Il potere dei media e dei social network
Non c’è quindi da stupirsi se oggi tutto il mondo (o quasi) si è schierato a favore della famiglia di Floyd e sta condividendo con loro una dura battaglia. Ma si può dire lo stesso dell’Algiers Motel, dei tre ragazzi uccisi e degli altri 9 feriti che ad oggi ancora non hanno ottenuto giustizia? Cosa sarebbe successo se l’incidente dell’Algiers Motel avesse ricevuto l’attenzione mediatica a cui è attualmente sottoposto il caso George Floyd? Anche Kathryn Bigelow e Mark Boal si sono posti la stessa domanda e hanno deciso di dare maggiore visibilità alla vicenda attraverso la realizzazione di Detroit, un film-inchiesta uscito nel 2017 e basato sui racconti dei testimoni e sulle ricerche dei giornalisti dell’epoca.
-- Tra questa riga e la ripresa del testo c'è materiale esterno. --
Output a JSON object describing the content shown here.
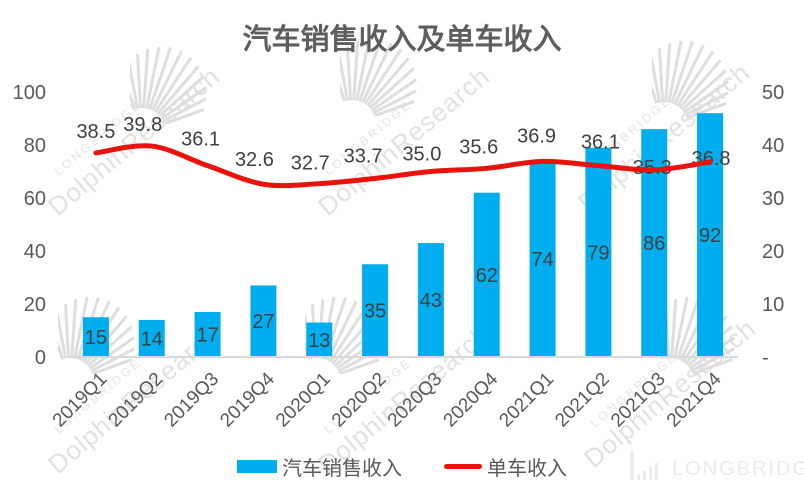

Manifestazioni e risultati
Probabilmente l’intera comunità degli afrodiscendenti e dei loro sostenitori avrebbe lottato in tutto il mondo, unendosi contro l’ingiustizia che ha permesso che queste vite fossero spezzate senza altra ragione se non il pregiudizio e la cieca violenza. Oggi la grande mobilitazione internazionale “Black Lives Matter” sta portando a risultati concreti: dall’esclusione di King durante le primarie nell’Iowa per razzismo alla formulazione dell’accusa di omicidio di secondo grado contro Chauvin. Risultati promettenti dopo giorni di manifestazioni, risultati che nel ’67 non sono stati raggiunti: i poliziotti responsabili dell’incidente dell’Algiers Motel sono stati portati in aula solo due anni dopo, giudicati da una giuria di soli bianchi e rilasciati con verdetto di non colpevolezza dopo aver trascorso una sola notte in carcere.
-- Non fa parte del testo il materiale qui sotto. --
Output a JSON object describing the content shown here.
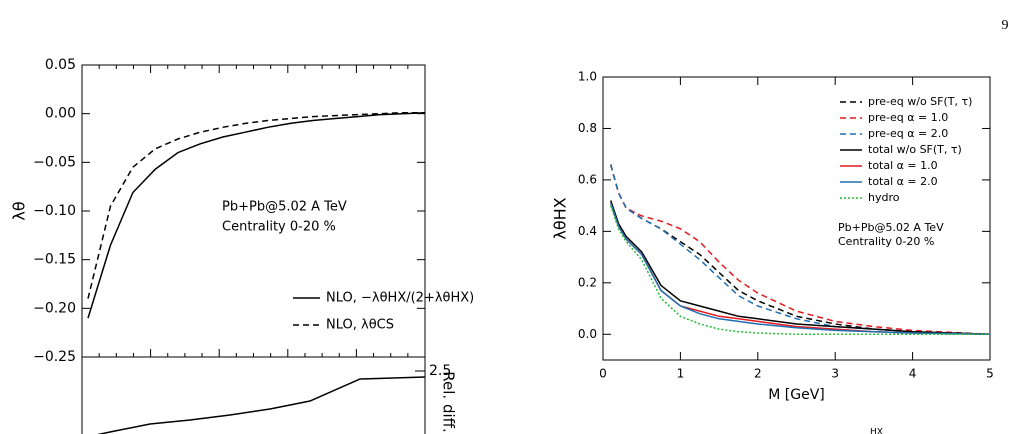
{
  "page_number": "9",
  "footer_fragment": "HX",
  "chart_data": [
    {
      "type": "line",
      "y_label": "λθ",
      "ylim": [
        -0.25,
        0.05
      ],
      "yticks": [
        {
          "value": -0.25,
          "label": "−0.25"
        },
        {
          "value": -0.2,
          "label": "−0.20"
        },
        {
          "value": -0.15,
          "label": "−0.15"
        },
        {
          "value": -0.1,
          "label": "−0.10"
        },
        {
          "value": -0.05,
          "label": "−0.05"
        },
        {
          "value": 0,
          "label": "0.00"
        },
        0.05
      ],
      "annotations": [
        "Pb+Pb@5.02 A TeV",
        "Centrality 0-20 %"
      ],
      "legend": "lower right",
      "panel_label": "Rel. diff.",
      "panel_tick_label": "2.5",
      "series": [
        {
          "name": "NLO, −λθHX/(2+λθHX)",
          "color": "#000000",
          "style": "solid",
          "values": [
            -0.21,
            -0.135,
            -0.081,
            -0.057,
            -0.04,
            -0.031,
            -0.024,
            -0.019,
            -0.014,
            -0.01,
            -0.007,
            -0.005,
            -0.003,
            -0.001,
            0,
            0.001
          ]
        },
        {
          "name": "NLO, λθCS",
          "color": "#000000",
          "style": "dashed",
          "values": [
            -0.19,
            -0.095,
            -0.055,
            -0.036,
            -0.026,
            -0.019,
            -0.014,
            -0.01,
            -0.007,
            -0.005,
            -0.003,
            -0.002,
            -0.001,
            0,
            0.001,
            0.001
          ]
        }
      ]
    },
    {
      "type": "line",
      "x_label": "M [GeV]",
      "y_label": "λθHX",
      "xlim": [
        0,
        5
      ],
      "xticks": [
        0,
        1,
        2,
        3,
        4,
        5
      ],
      "ylim": [
        -0.1,
        1.0
      ],
      "yticks": [
        {
          "value": 0,
          "label": "0.0"
        },
        0.2,
        0.4,
        0.6,
        0.8,
        {
          "value": 1,
          "label": "1.0"
        }
      ],
      "annotations": [
        "Pb+Pb@5.02 A TeV",
        "Centrality 0-20 %"
      ],
      "legend": "upper right",
      "x": [
        0.1,
        0.2,
        0.3,
        0.5,
        0.75,
        1,
        1.25,
        1.5,
        1.75,
        2,
        2.5,
        3,
        3.5,
        4,
        5
      ],
      "series": [
        {
          "name": "pre-eq w/o SF(T, τ)",
          "color": "#000000",
          "style": "dashed",
          "values": [
            0.66,
            0.55,
            0.49,
            0.45,
            0.41,
            0.36,
            0.31,
            0.24,
            0.17,
            0.13,
            0.07,
            0.04,
            0.02,
            0.01,
            0
          ]
        },
        {
          "name": "pre-eq α = 1.0",
          "color": "#e41a1c",
          "style": "dashed",
          "values": [
            0.66,
            0.55,
            0.49,
            0.46,
            0.44,
            0.41,
            0.36,
            0.28,
            0.21,
            0.16,
            0.09,
            0.05,
            0.03,
            0.015,
            0
          ]
        },
        {
          "name": "pre-eq α = 2.0",
          "color": "#1f6fb4",
          "style": "dashed",
          "values": [
            0.66,
            0.55,
            0.49,
            0.45,
            0.41,
            0.35,
            0.29,
            0.22,
            0.15,
            0.11,
            0.06,
            0.03,
            0.02,
            0.01,
            0
          ]
        },
        {
          "name": "total w/o SF(T, τ)",
          "color": "#000000",
          "style": "solid",
          "values": [
            0.52,
            0.43,
            0.38,
            0.32,
            0.19,
            0.13,
            0.11,
            0.09,
            0.07,
            0.06,
            0.04,
            0.03,
            0.02,
            0.01,
            0
          ]
        },
        {
          "name": "total α = 1.0",
          "color": "#e41a1c",
          "style": "solid",
          "values": [
            0.51,
            0.42,
            0.37,
            0.31,
            0.17,
            0.11,
            0.09,
            0.07,
            0.06,
            0.05,
            0.03,
            0.02,
            0.01,
            0.005,
            0
          ]
        },
        {
          "name": "total α = 2.0",
          "color": "#1f6fb4",
          "style": "solid",
          "values": [
            0.51,
            0.42,
            0.37,
            0.31,
            0.17,
            0.11,
            0.08,
            0.06,
            0.05,
            0.04,
            0.025,
            0.015,
            0.01,
            0.005,
            0
          ]
        },
        {
          "name": "hydro",
          "color": "#22bb33",
          "style": "dotted",
          "values": [
            0.5,
            0.41,
            0.36,
            0.29,
            0.14,
            0.07,
            0.04,
            0.02,
            0.01,
            0.005,
            0,
            0,
            0,
            0,
            0
          ]
        }
      ]
    }
  ]
}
Un’occasione per farsi sentire
Il Black Lives Matter oggi non è soltanto una lotta per ottenere giustizia per George Floyd, ma è una vera e propria occasione per dare voce ai disagi delle minoranze, per cercare di ribellarsi a un sistema impermeabile al cambiamento. Sono molti i rappresentanti della comunità nera ad aver sostenuto che Floyd sia solo l’ultimo di centinaia di casi di violenza ingiustificata operata da chi avrebbe il dovere di tutelare e proteggere i cittadini, violenza mossa dal pregiudizio. Rispetto al passato però, possiamo concludere che ci sia stato un considerevole salto in avanti: oggi le minoranze non sono da sole, hanno il sostegno di tutti i cittadini del mondo e possiedono gli strumenti per poter dare maggiore risonanza alle proprie battaglie e rivendicazioni. Nonostante il passato e il presente della storia americana siano stati contraddistinti da violenza e razzismo, possiamo augurarci che proteste del genere contribuiscano alla costruzione di un futuro diverso, un futuro più equo e solidale in cui il razzismo non ha più spazio.